Bypassing the Google account linked to the phone also works, but leaves you unable to sign in with a Google account. Useful if giving away the device.

Many users don’t really need to go as far as fully unlocking and rooting with TWRP. Just using the existing pattern, PIN or password protection is enough for most people’s needs.

Security risks of ADB unlock

Some of the key security risks to keep in mind with ADB unlock include:

  • Bypasses lock screen protections like pattern, PIN and password.
  • Opens up device to root access and custom ROMs installation.
  • Much easier for thieves to steal data and reset for resale.
  • Malware and viruses have higher threat potential.
  • SafetyNet failing means less app security protections.
  • Unlocked bootloader displays warning on each boot.

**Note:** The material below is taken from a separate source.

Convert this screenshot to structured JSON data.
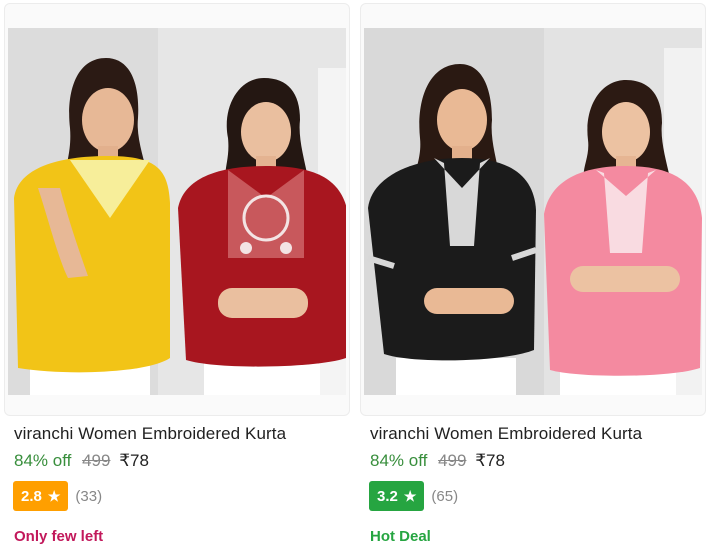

Effectively you are completely exposing the filesystem when unlocking with ADB. This gives you and others much more power over the device for good or bad uses.

The device becomes much less secure against theft when it is unlocked. A thief can factory reset it and resell it easily if they gain physical access.

So only use ADB unlock on phones you plan to keep very close control and possession of yourself.

Is ADB unlock illegal?

Using ADB and other methods to unlock your Android phone is fully legal in many countries, including the US. You are free to do as you wish with phones you own and have bought.

However, illegally unlocking and reselling stolen devices is certainly unlawful. ADB tools in the wrong hands empower theft and black market phone recycling.

Some regions like Australia have considered laws against unlocking to reduce phone theft incentives. But generally most places still allow you to unlock phones you legally own.

Selling custom unlocking or flashing services as a business can violate copyrights and regulations in some cases though. So the law usually permits unlocking just your own devices only.


Unlocking Android phones with ADB and fastboot is certainly possible and offers power users more control. But it comes with quite a few security, stability and warranty tradeoffs for most consumers to consider.

For malicious actors, unlocking via ADB empowers many types of phone theft, resale and hacking. Google and phone OEMs continue trying to develop better protections against exploits.

But for developers and tinkerers who want full filesystem control, ADB based unlocking is a legitimate and useful method. With enough technical knowledge, you can gain root access this way on many models.

Just be prepared for increased malware risk, voided warranties, and other downsides that come with this level of access.